“There are several ways to reveal the truth about the Holodomor,” says Svitlana Cherniak, a Slavutych-based journalist, playwright, and public figure. “Naturally, it is, above all, evidence from eyewitnesses, but there is also another way – imaging. An ordinary peasant could not take photographs. And what about a drawing? To make one, it is enough to have a slip of paper and a pencil. And they did make some!” She placed on her Facebook page replicas of the drawings made by the people who went through this tragedy. Cherniak decided to use her Holodomor posts in the social networking site to support the Ukrainian Wikipedia’s ongoing campaign aimed at creating and improving thematic articles to mark the 80th anniversary of the Ukrainian people’s genocide.
Ms. Cherniak gathered materials about the Holodomor when she was working on a play. It is the local theater’s stage director who asked her to write on this topic because, Cherniak says, it was impossible to find a suitable drama about the Ukraine genocide. The play titled A Black Jackdaw Was Flying is based on the life story of her grandaunt Yevhenia. The plot consists of two parts – before the Holodomor (1928) and during the tragedy (1933). As the playwright told The Day, the action is set in an ordinary Kyiv oblast village situated along the road to the capital. Unfortunately, audiences never saw the play, for the local authorities do not exactly enthuse about the Holodomor topic. Ms. Cherniak also says it is so far impossible to publish the play and the collected materials for objective reasons, although there have been attempts to do that.

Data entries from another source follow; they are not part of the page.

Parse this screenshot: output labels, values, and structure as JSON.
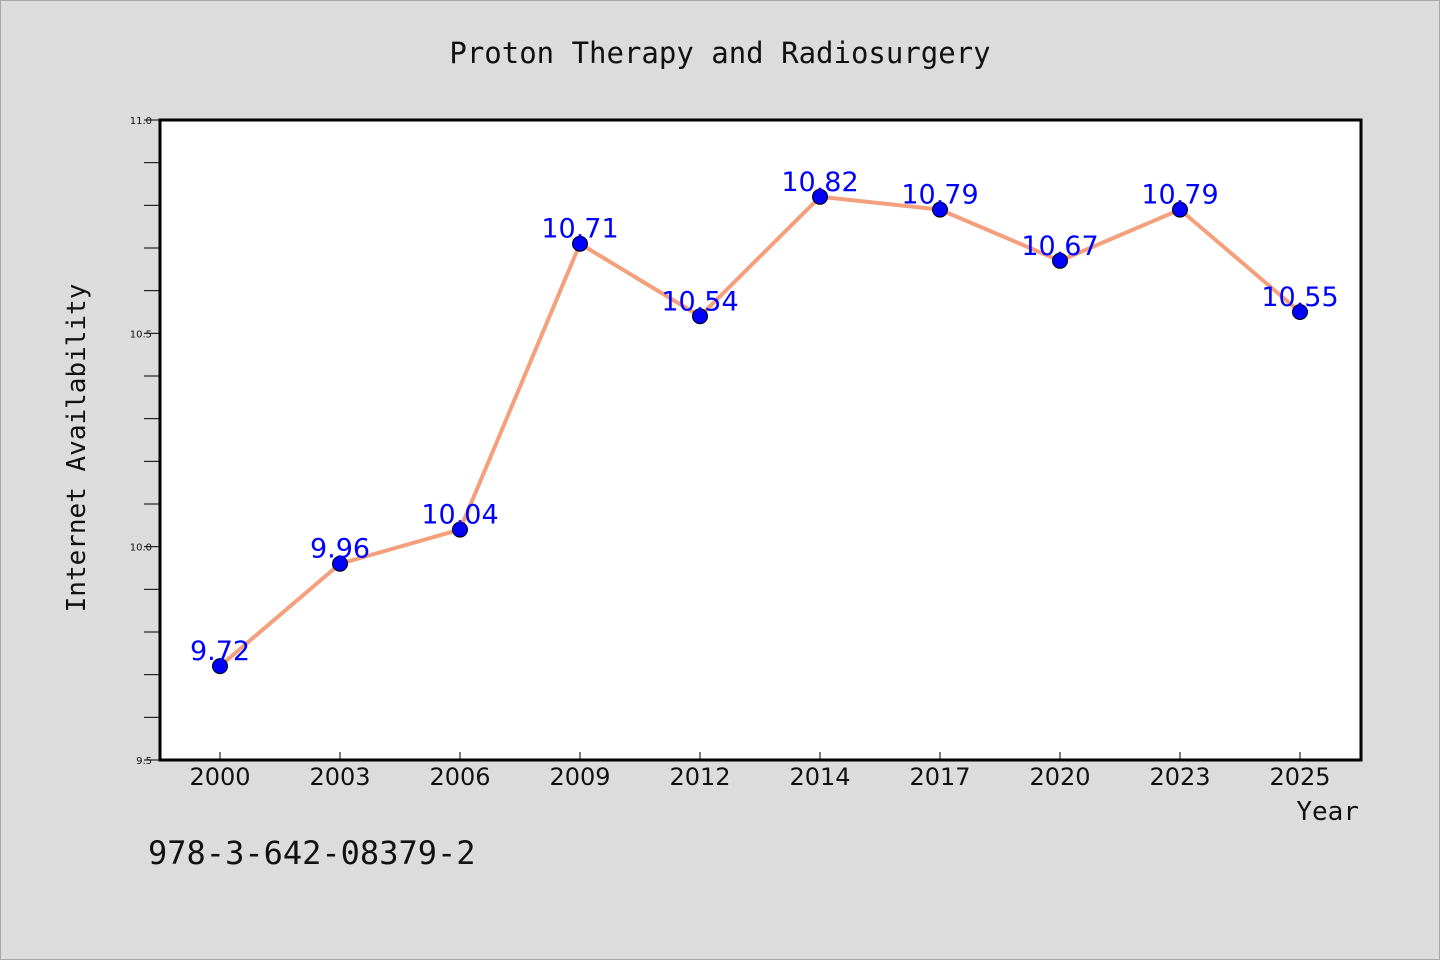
{
  "chart_data": {
    "type": "line",
    "title": "Proton Therapy and Radiosurgery",
    "xlabel": "Year",
    "ylabel": "Internet Availability",
    "categories": [
      "2000",
      "2003",
      "2006",
      "2009",
      "2012",
      "2014",
      "2017",
      "2020",
      "2023",
      "2025"
    ],
    "series": [
      {
        "values": [
          9.72,
          9.96,
          10.04,
          10.71,
          10.54,
          10.82,
          10.79,
          10.67,
          10.79,
          10.55
        ],
        "line_color": "#f4a07c",
        "marker_color": "#0000ff"
      }
    ],
    "data_labels": [
      "9.72",
      "9.96",
      "10.04",
      "10.71",
      "10.54",
      "10.82",
      "10.79",
      "10.67",
      "10.79",
      "10.55"
    ],
    "ylim": [
      9.5,
      11.0
    ],
    "yticks": [
      9.5,
      10.0,
      10.5,
      11.0
    ],
    "ytick_labels": [
      "9.5",
      "10.0",
      "10.5",
      "11.0"
    ],
    "y_minor_tick_step": 0.1,
    "grid": false,
    "legend": "none",
    "plot_background": "#ffffff",
    "figure_background": "#dcdcdc",
    "label_color": "#0000ff"
  },
  "footer": {
    "isbn": "978-3-642-08379-2"
  }
}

“It is very important that Ukrainians are now rediscovering their history,” Cherniak says. “I can often hear that, by touching the subject of the Holodomor, we make defeatist sentiments spread in society. I categorically disagree to this! I am convinced that we will be unable to go ahead unless we know and speak out all the truth about this tragedy and thus overcome the fear that still lives in our subconsciousness. It is difficult to assess the consequences of those events for today. For the truth is that whole family lineages died out, as did the unique customs and traditions that they used to hand over. People died for no apparent reason – they attacked nobody and no court found them guilty of any crime. Unfortunately, the state is not exactly interested in this topic today, but the inspiring fact is that initiatives about studying the Holodomor are coming out of the Ukrainian grassroots.”

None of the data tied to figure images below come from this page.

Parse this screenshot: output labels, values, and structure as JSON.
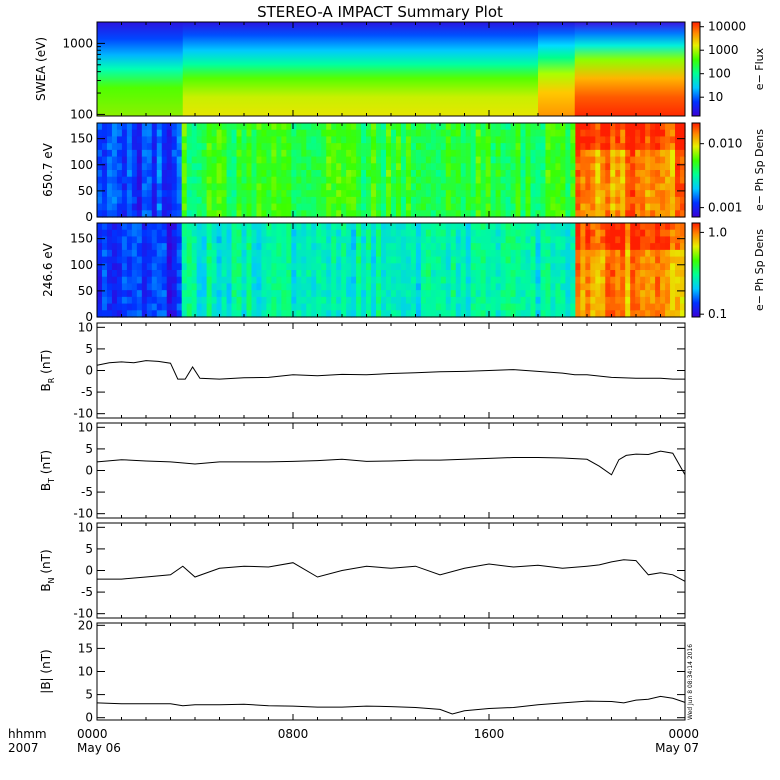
{
  "title": "STEREO-A IMPACT Summary Plot",
  "timestamp": "Wed Jun  8 08:34:14 2016",
  "x_axis": {
    "corner_labels": [
      "hhmm",
      "2007"
    ],
    "ticks": [
      {
        "hour": 0,
        "label": "0000",
        "date": "May 06"
      },
      {
        "hour": 8,
        "label": "0800",
        "date": ""
      },
      {
        "hour": 16,
        "label": "1600",
        "date": ""
      },
      {
        "hour": 24,
        "label": "0000",
        "date": "May 07"
      }
    ]
  },
  "chart_data": [
    {
      "type": "heatmap",
      "id": "swea",
      "ylabel": "SWEA (eV)",
      "yscale": "log",
      "ylim": [
        95,
        2000
      ],
      "ytick_labels": [
        "100",
        "1000"
      ],
      "colorbar": {
        "label": "e− Flux",
        "scale": "log",
        "tick_labels": [
          "10",
          "100",
          "1000",
          "10000"
        ]
      },
      "description_columns_hours": [
        0,
        2.5,
        3.5,
        18,
        19.5,
        24
      ],
      "levels_low_energy_by_interval": [
        "green",
        "yellow",
        "yellow-orange",
        "red"
      ]
    },
    {
      "type": "heatmap",
      "id": "pad650",
      "ylabel": "650.7 eV",
      "ylim": [
        0,
        180
      ],
      "ytick_labels": [
        "0",
        "50",
        "100",
        "150"
      ],
      "colorbar": {
        "label": "e− Ph Sp Dens",
        "scale": "log",
        "tick_labels": [
          "0.001",
          "0.010"
        ]
      },
      "interval_levels": [
        {
          "start": 0,
          "end": 3.5,
          "level": 0.15
        },
        {
          "start": 3.5,
          "end": 19.5,
          "level": 0.55
        },
        {
          "start": 19.5,
          "end": 24,
          "level": 0.9
        }
      ]
    },
    {
      "type": "heatmap",
      "id": "pad246",
      "ylabel": "246.6 eV",
      "ylim": [
        0,
        180
      ],
      "ytick_labels": [
        "0",
        "50",
        "100",
        "150"
      ],
      "colorbar": {
        "label": "e− Ph Sp Dens",
        "scale": "log",
        "tick_labels": [
          "0.1",
          "1.0"
        ]
      },
      "interval_levels": [
        {
          "start": 0,
          "end": 3.5,
          "level": 0.12
        },
        {
          "start": 3.5,
          "end": 19.5,
          "level": 0.4
        },
        {
          "start": 19.5,
          "end": 24,
          "level": 0.88
        }
      ]
    },
    {
      "type": "line",
      "id": "br",
      "ylabel": "B_R (nT)",
      "ylim": [
        -11,
        11
      ],
      "ytick_labels": [
        "-10",
        "-5",
        "0",
        "5",
        "10"
      ],
      "x": [
        0,
        0.5,
        1,
        1.5,
        2,
        2.5,
        3,
        3.3,
        3.6,
        3.9,
        4.2,
        5,
        6,
        7,
        8,
        9,
        10,
        11,
        12,
        13,
        14,
        15,
        16,
        17,
        18,
        19,
        19.5,
        20,
        21,
        22,
        23,
        23.5,
        24
      ],
      "y": [
        1.2,
        1.8,
        2,
        1.8,
        2.3,
        2.1,
        1.7,
        -2,
        -2,
        0.8,
        -1.8,
        -2,
        -1.7,
        -1.6,
        -1,
        -1.2,
        -0.9,
        -1,
        -0.7,
        -0.5,
        -0.3,
        -0.2,
        0,
        0.2,
        -0.2,
        -0.6,
        -1,
        -1,
        -1.6,
        -1.8,
        -1.8,
        -2,
        -2
      ]
    },
    {
      "type": "line",
      "id": "bt",
      "ylabel": "B_T (nT)",
      "ylim": [
        -11,
        11
      ],
      "ytick_labels": [
        "-10",
        "-5",
        "0",
        "5",
        "10"
      ],
      "x": [
        0,
        1,
        2,
        3,
        4,
        5,
        6,
        7,
        8,
        9,
        10,
        11,
        12,
        13,
        14,
        15,
        16,
        17,
        18,
        19,
        20,
        20.5,
        21,
        21.3,
        21.6,
        22,
        22.5,
        23,
        23.5,
        24
      ],
      "y": [
        2,
        2.5,
        2.2,
        2,
        1.5,
        2,
        2,
        2,
        2.1,
        2.3,
        2.6,
        2.1,
        2.2,
        2.4,
        2.4,
        2.6,
        2.8,
        3,
        3,
        2.9,
        2.6,
        1,
        -1,
        2.5,
        3.5,
        3.8,
        3.7,
        4.5,
        4,
        -1
      ]
    },
    {
      "type": "line",
      "id": "bn",
      "ylabel": "B_N (nT)",
      "ylim": [
        -11,
        11
      ],
      "ytick_labels": [
        "-10",
        "-5",
        "0",
        "5",
        "10"
      ],
      "x": [
        0,
        1,
        2,
        3,
        3.5,
        4,
        5,
        6,
        7,
        8,
        9,
        10,
        11,
        12,
        13,
        14,
        15,
        16,
        17,
        18,
        19,
        20,
        20.5,
        21,
        21.5,
        22,
        22.5,
        23,
        23.5,
        24
      ],
      "y": [
        -2,
        -2,
        -1.5,
        -1,
        1,
        -1.5,
        0.5,
        1,
        0.8,
        1.8,
        -1.5,
        0,
        1,
        0.5,
        1,
        -1,
        0.5,
        1.5,
        0.8,
        1.2,
        0.5,
        1,
        1.3,
        2,
        2.5,
        2.3,
        -1,
        -0.5,
        -1,
        -2.5
      ]
    },
    {
      "type": "line",
      "id": "bmag",
      "ylabel": "|B| (nT)",
      "ylim": [
        -0.5,
        20.5
      ],
      "ytick_labels": [
        "0",
        "5",
        "10",
        "15",
        "20"
      ],
      "x": [
        0,
        1,
        2,
        3,
        3.5,
        4,
        5,
        6,
        7,
        8,
        9,
        10,
        11,
        12,
        13,
        14,
        14.5,
        15,
        16,
        17,
        18,
        19,
        20,
        21,
        21.5,
        22,
        22.5,
        23,
        23.5,
        24
      ],
      "y": [
        3.2,
        3,
        3,
        3,
        2.6,
        2.8,
        2.8,
        2.9,
        2.6,
        2.5,
        2.3,
        2.3,
        2.5,
        2.4,
        2.2,
        1.8,
        0.8,
        1.5,
        2,
        2.2,
        2.8,
        3.2,
        3.6,
        3.5,
        3.2,
        3.8,
        4,
        4.6,
        4.2,
        3.3
      ]
    }
  ]
}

Ms. Cherniak searched for materials in all kinds of places – some people furnished some evidence, something was found in old newspapers. But those who did the drawings once managed to send them abroad – this is why they have survived. Unfortunately, it is still not known who drew these pictures.

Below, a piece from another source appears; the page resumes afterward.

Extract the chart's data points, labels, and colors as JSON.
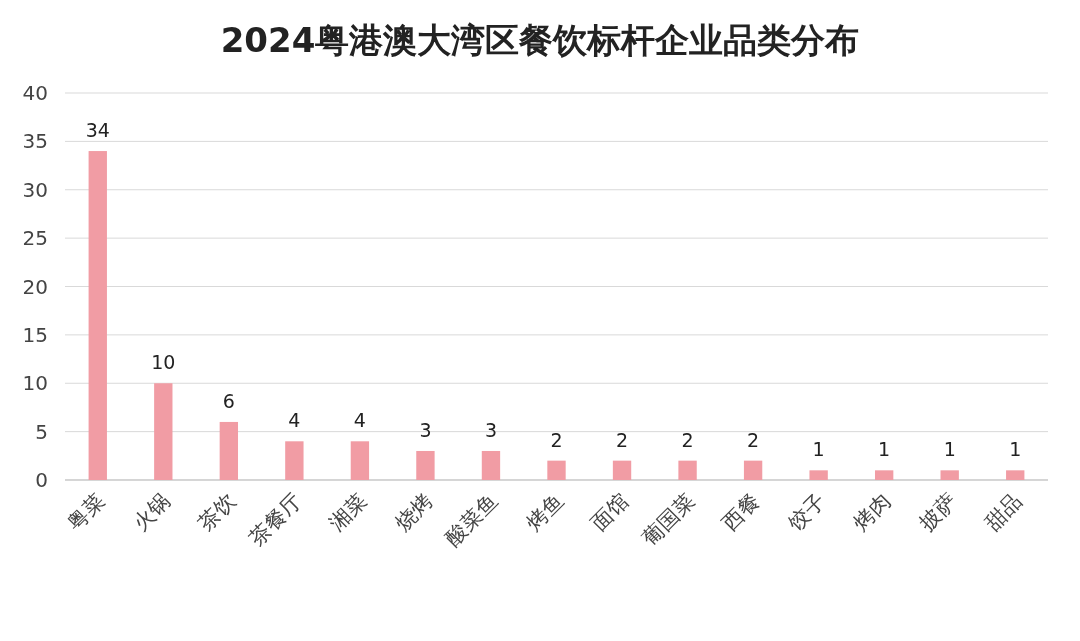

“This tragedy had a direct impact on our family that lived in the Cherkasy region, some of my ancestors died, but my grandfather and grandmother managed to survive only because granddad was the school principal,” Cherniak said to The Day. “For some reason, they told this story to me only. I was 10-12 years old at the time. I remember grandma once say to me: ‘Svitlana, don’t go over there, for there’s a woman living there, who ate her children…’ Later, I wished to study this subject and find documented proof of what they said. The collected materials confirm that everything was the way they said.”